- Leader: Joe Bossano Maurice Xiberras Peter Isola
- Founded: 1975; 51 years ago
- Dissolved: 1985; 41 years ago
- Split from: Integration with Britain Party Isola Group
- Ideology: Gibraltarian-British unionism British integrationism Conservatism (after 1980)
- Political position: Big tent

= Democratic Party for a British Gibraltar =

The Democratic Party for a British Gibraltar (DPBG) was a Pro-British political party in Gibraltar.

==History==
Following the disbandment of the Integration with Britain Party, the Gibraltar Democratic Movement was established in 1976 in response to the British government stating that integration with the United Kingdom or independence were not viable options for the territory.

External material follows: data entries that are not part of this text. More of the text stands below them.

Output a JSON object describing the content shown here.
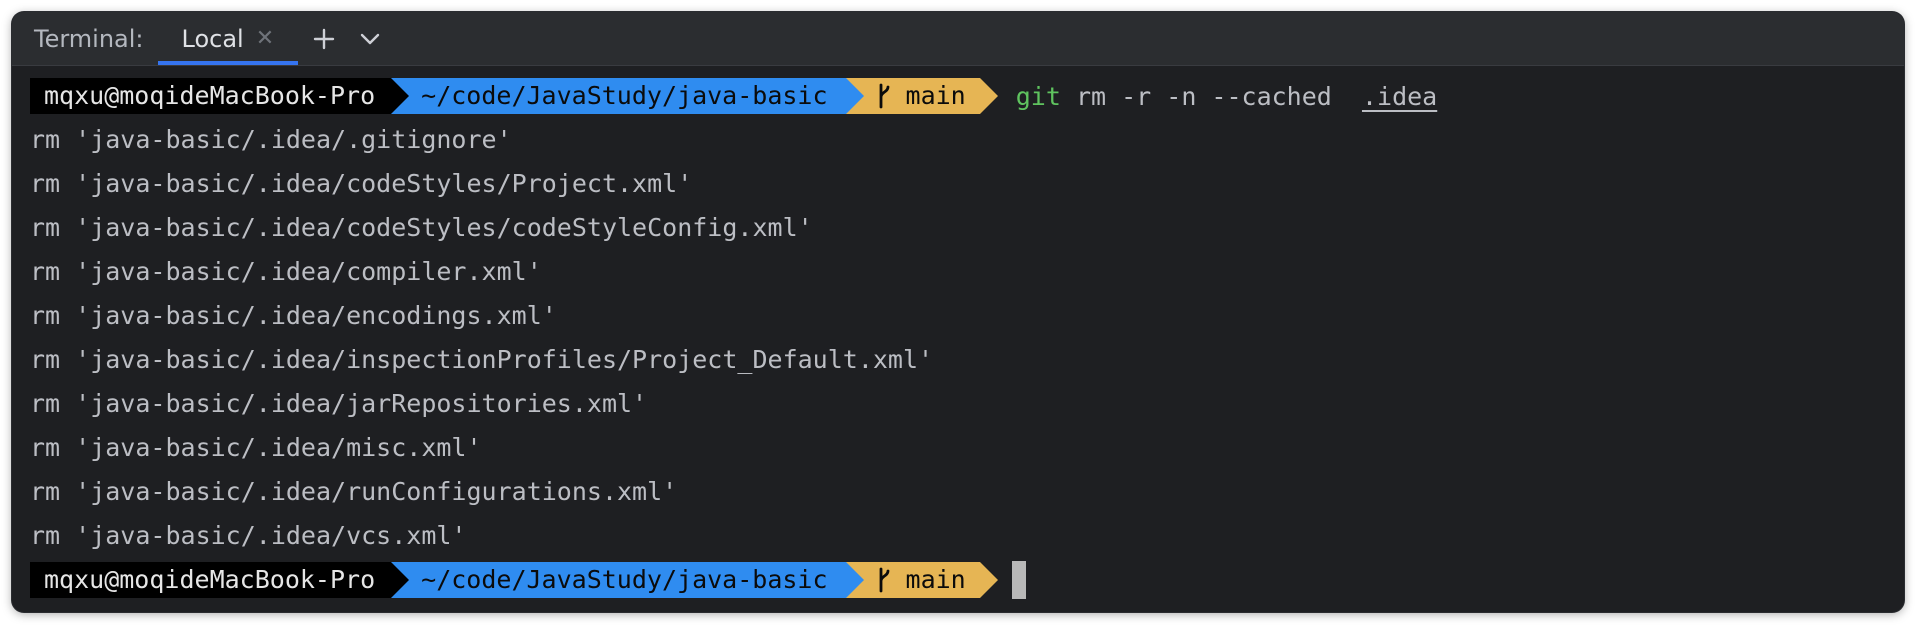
{
  "toolwindow": {
    "title": "Terminal:",
    "tabs": [
      {
        "label": "Local",
        "close_icon": "close-icon"
      }
    ],
    "add_icon": "plus-icon",
    "dropdown_icon": "chevron-down-icon"
  },
  "prompt": {
    "user_host": "mqxu@moqideMacBook-Pro",
    "path": "~/code/JavaStudy/java-basic",
    "branch": "main",
    "branch_icon": "git-branch-icon"
  },
  "command": {
    "program": "git",
    "args": "rm -r -n --cached ",
    "target": ".idea"
  },
  "output_lines": [
    "rm 'java-basic/.idea/.gitignore'",
    "rm 'java-basic/.idea/codeStyles/Project.xml'",
    "rm 'java-basic/.idea/codeStyles/codeStyleConfig.xml'",
    "rm 'java-basic/.idea/compiler.xml'",
    "rm 'java-basic/.idea/encodings.xml'",
    "rm 'java-basic/.idea/inspectionProfiles/Project_Default.xml'",
    "rm 'java-basic/.idea/jarRepositories.xml'",
    "rm 'java-basic/.idea/misc.xml'",
    "rm 'java-basic/.idea/runConfigurations.xml'",
    "rm 'java-basic/.idea/vcs.xml'"
  ],
  "colors": {
    "background": "#1e1f22",
    "tabbar": "#2b2d30",
    "tab_underline": "#3574f0",
    "segment_user": "#000000",
    "segment_path": "#2f8cf0",
    "segment_branch": "#e6b554",
    "git_command": "#5fc35f",
    "text": "#bcbec4"
  }
}
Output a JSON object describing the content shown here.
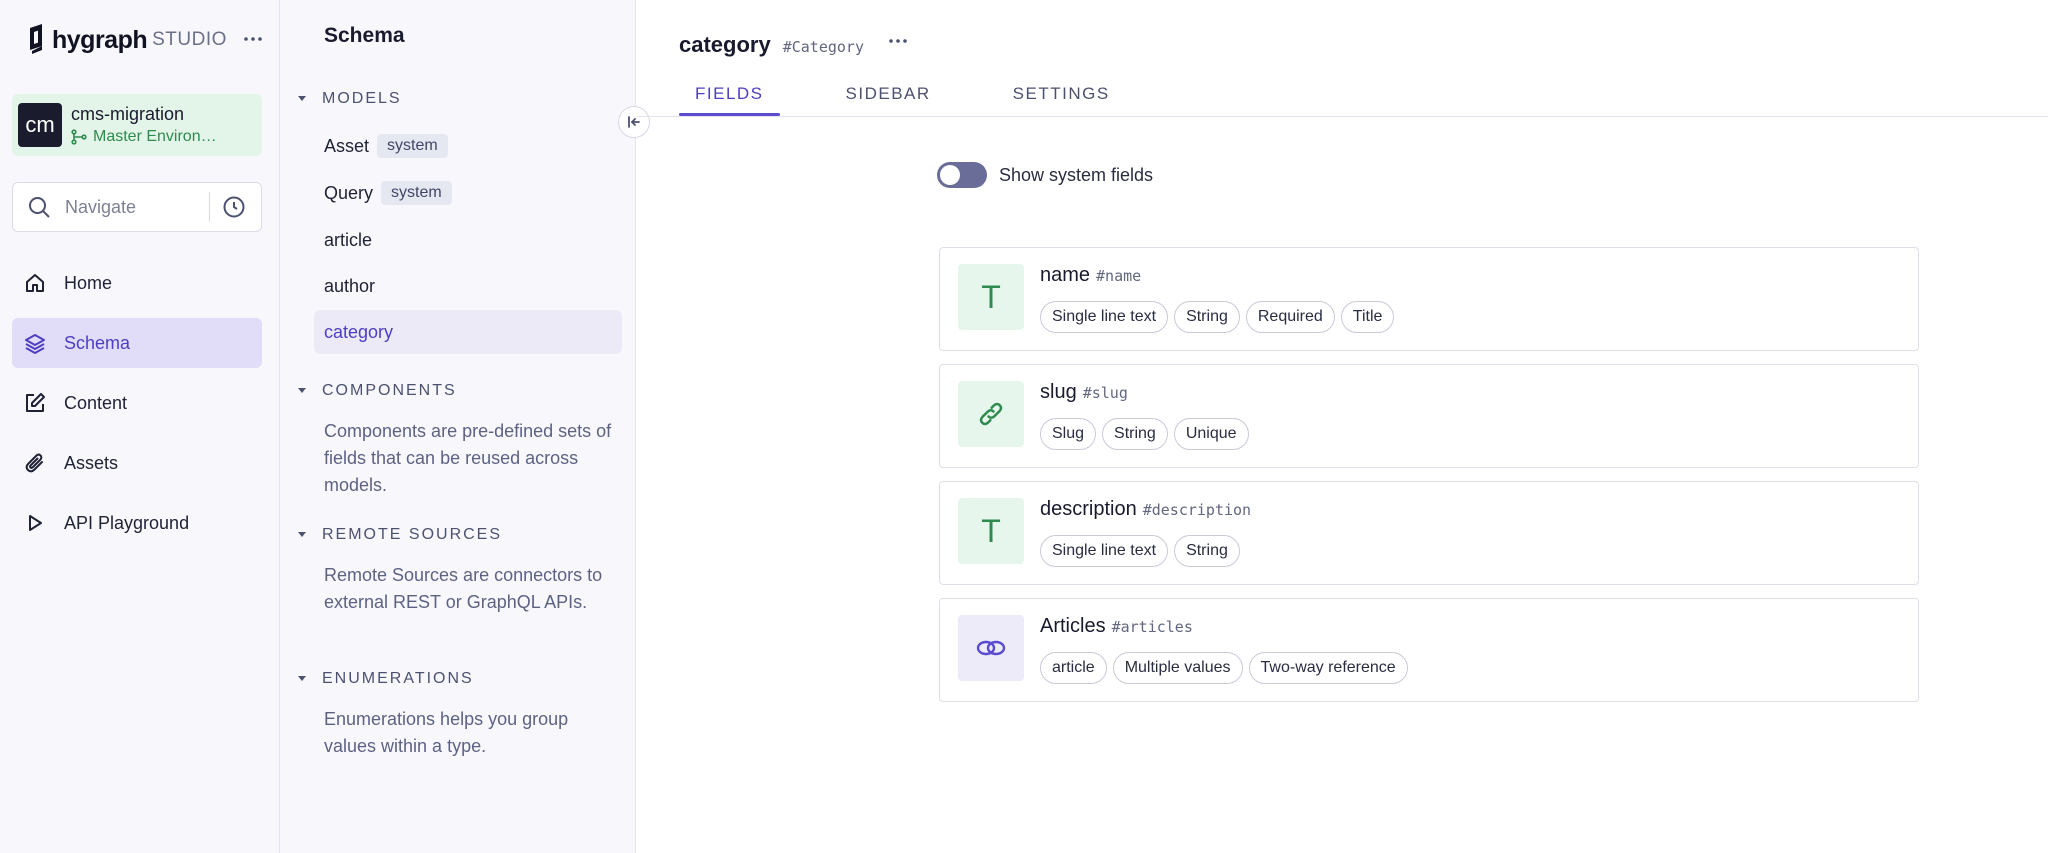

It was initially led by Joe Bossano, a union leader and founder of the IWBP, and won four seats in the 1976 elections. Prior to the 1980 elections the party was taken over by Peter Isola and was renamed the "Democratic Party for a British Gibraltar". As a result, Bossano left the party to form the Gibraltar Socialist Labour Party.

The 1980 the party won six seats, failing to replace Joshua Hassan's Association for the Advancement of Civil Rights. Following the 1984 elections, the DPBG was replaced by the Gibraltar Socialist Labour Party as the main opposition party, having failed to secure any seats. It was dissolved some time later.